In ever sense of the word, Alan J Pakula’s All the President’s Men is a gripping film. Much of the film is comprised of scenes where Woodward and Bernstein are simply on the phone chasing down sources or plugging away at their typewriters — a set up that, on the surface, is tailor made for languid exposition — but it speaks to Pakula’s sensibilities as a director and screenwriter that the material takes on greater depth beyond their narrative services, cultivating both the pressing onus of journalistic responsibility and the paranoia that comes with a taught, conspiracy thriller.

No scene speaks to this better than Bernstein’s arrival at the home of the bookkeeper for Nixon’s reelection committee. The need to tie the payment money between the criminals and the administration is contingent on this one person’s testimony, but within the scene, there is a pervading sense of surveillance and paranoia communicated by the framed distance and smart blocking of characters, minimizing both the bookkeeper and Bernstein within the frame as if the United States government itself fills the negative space.

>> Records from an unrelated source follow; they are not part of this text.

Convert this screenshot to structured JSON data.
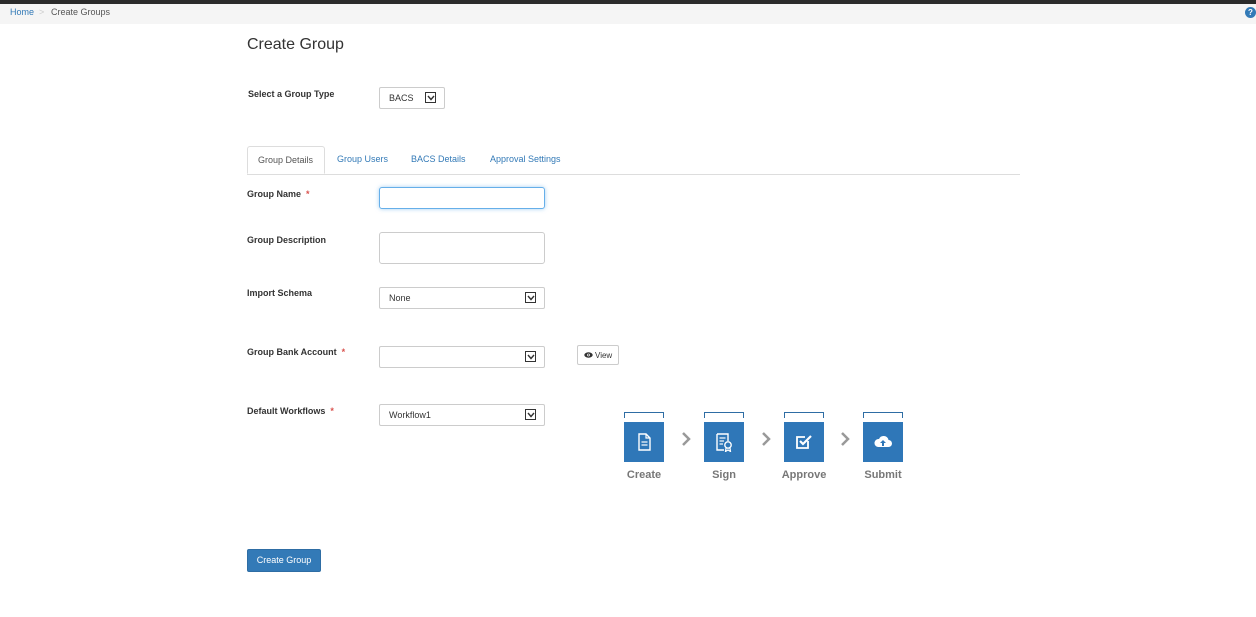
{
  "breadcrumb": {
    "home": "Home",
    "separator": ">",
    "current": "Create Groups"
  },
  "help_icon": "?",
  "page_title": "Create Group",
  "group_type": {
    "label": "Select a Group Type",
    "value": "BACS"
  },
  "tabs": [
    {
      "label": "Group Details",
      "active": true
    },
    {
      "label": "Group Users",
      "active": false
    },
    {
      "label": "BACS Details",
      "active": false
    },
    {
      "label": "Approval Settings",
      "active": false
    }
  ],
  "form": {
    "group_name": {
      "label": "Group Name",
      "required": "*",
      "value": ""
    },
    "group_description": {
      "label": "Group Description",
      "value": ""
    },
    "import_schema": {
      "label": "Import Schema",
      "value": "None"
    },
    "group_bank_account": {
      "label": "Group Bank Account",
      "required": "*",
      "value": ""
    },
    "default_workflows": {
      "label": "Default Workflows",
      "required": "*",
      "value": "Workflow1"
    }
  },
  "view_button": {
    "label": "View",
    "icon": "eye-icon"
  },
  "workflow_steps": [
    {
      "label": "Create",
      "icon": "document-icon"
    },
    {
      "label": "Sign",
      "icon": "certificate-icon"
    },
    {
      "label": "Approve",
      "icon": "approve-check-icon"
    },
    {
      "label": "Submit",
      "icon": "cloud-upload-icon"
    }
  ],
  "create_button": "Create Group",
  "colors": {
    "primary": "#337ab7",
    "workflow_blue": "#2f77b8",
    "required": "#d9534f",
    "link": "#337ab7"
  }
}
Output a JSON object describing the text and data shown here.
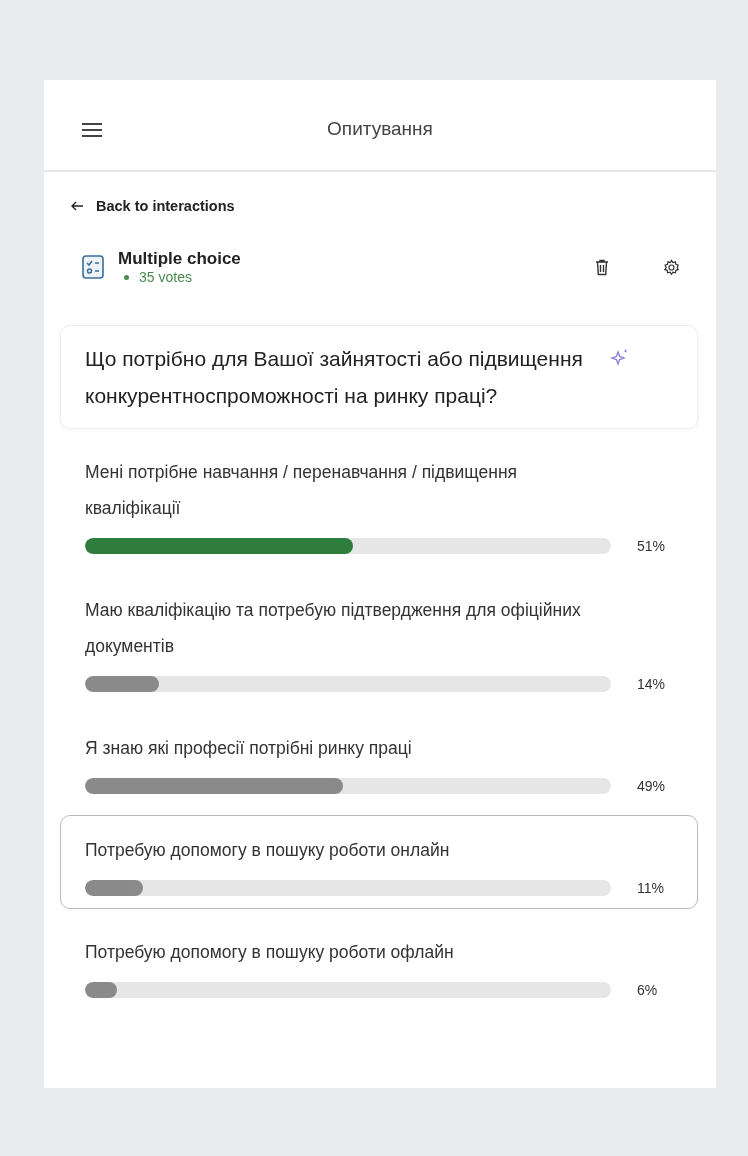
{
  "header": {
    "title": "Опитування"
  },
  "back_link": "Back to interactions",
  "interaction": {
    "type": "Multiple choice",
    "votes": "35 votes"
  },
  "question": "Що потрібно для Вашої зайнятості або підвищення конкурентноспроможності на ринку праці?",
  "options": [
    {
      "label": "Мені потрібне навчання / перенавчання / підвищення кваліфікації",
      "level": 0.51,
      "percent": "51%",
      "color": "#2e7d3c",
      "selected": false
    },
    {
      "label": "Маю кваліфікацію та потребую підтвердження для офіційних документів",
      "level": 0.14,
      "percent": "14%",
      "color": "#8a8a8a",
      "selected": false
    },
    {
      "label": "Я знаю які професії потрібні ринку праці",
      "level": 0.49,
      "percent": "49%",
      "color": "#8a8a8a",
      "selected": false
    },
    {
      "label": "Потребую допомогу в пошуку роботи онлайн",
      "level": 0.11,
      "percent": "11%",
      "color": "#8a8a8a",
      "selected": true
    },
    {
      "label": "Потребую допомогу в пошуку роботи офлайн",
      "level": 0.06,
      "percent": "6%",
      "color": "#8a8a8a",
      "selected": false
    }
  ]
}
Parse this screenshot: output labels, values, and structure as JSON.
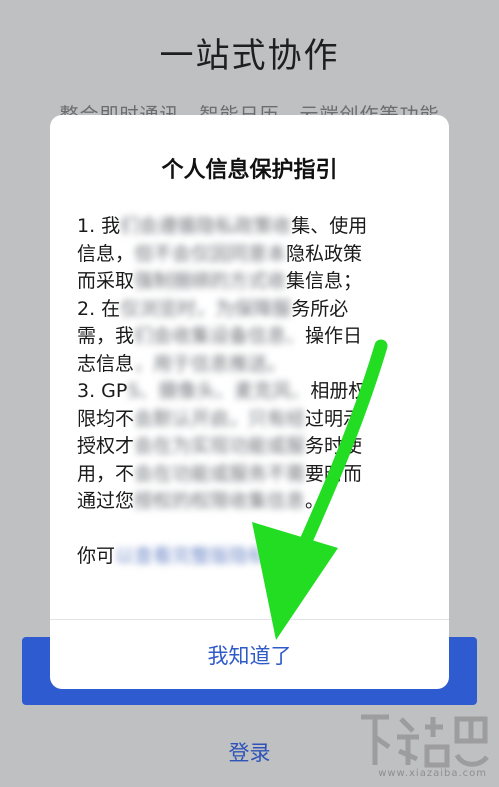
{
  "background_page": {
    "title": "一站式协作",
    "subtitle": "整合即时通讯、智能日历、云端创作等功能",
    "login_label": "登录"
  },
  "dialog": {
    "title": "个人信息保护指引",
    "paragraphs": [
      [
        "1. 我",
        "们会遵循隐私政策收",
        "集、使用"
      ],
      [
        "信息，",
        "但不会仅因同意本",
        "隐私政策"
      ],
      [
        "而采取",
        "强制捆绑的方式收",
        "集信息；"
      ],
      [
        " 2. 在",
        "仅浏览时，为保障服",
        "务所必"
      ],
      [
        "需，我",
        "们会收集设备信息、",
        "操作日"
      ],
      [
        "志信息",
        "，用于信息推送。",
        ""
      ],
      [
        " 3. GP",
        "S、摄像头、麦克风、",
        "相册权"
      ],
      [
        "限均不",
        "会默认开启，只有经",
        "过明示"
      ],
      [
        "授权才",
        "会在为实现功能或服",
        "务时使"
      ],
      [
        "用，不",
        "会在功能或服务不需",
        "要时而"
      ],
      [
        "通过您",
        "授权的权限收集信息",
        "。"
      ]
    ],
    "footer_line": [
      "你可",
      "以查看完整版隐私政",
      "策。"
    ],
    "confirm_button": "我知道了"
  },
  "annotation": {
    "arrow_color": "#22dd22"
  },
  "watermark": {
    "brand": "下载吧",
    "url": "www.xiazaiba.com"
  }
}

With each sequence, the conspiratorial spool unravels further, the details become clearer, and the truth comes to light. As Pakula so subtly conveys in split diopter shots, often in contrast to cynical depictions of cable news networks and their sensationalism, it’s the persistent and unending work of journalists like Bernstein and Woodward that amass to public accountability for even the most powerful people in the world. In the realm of journalism films, there is no greater work than All the President’s Men.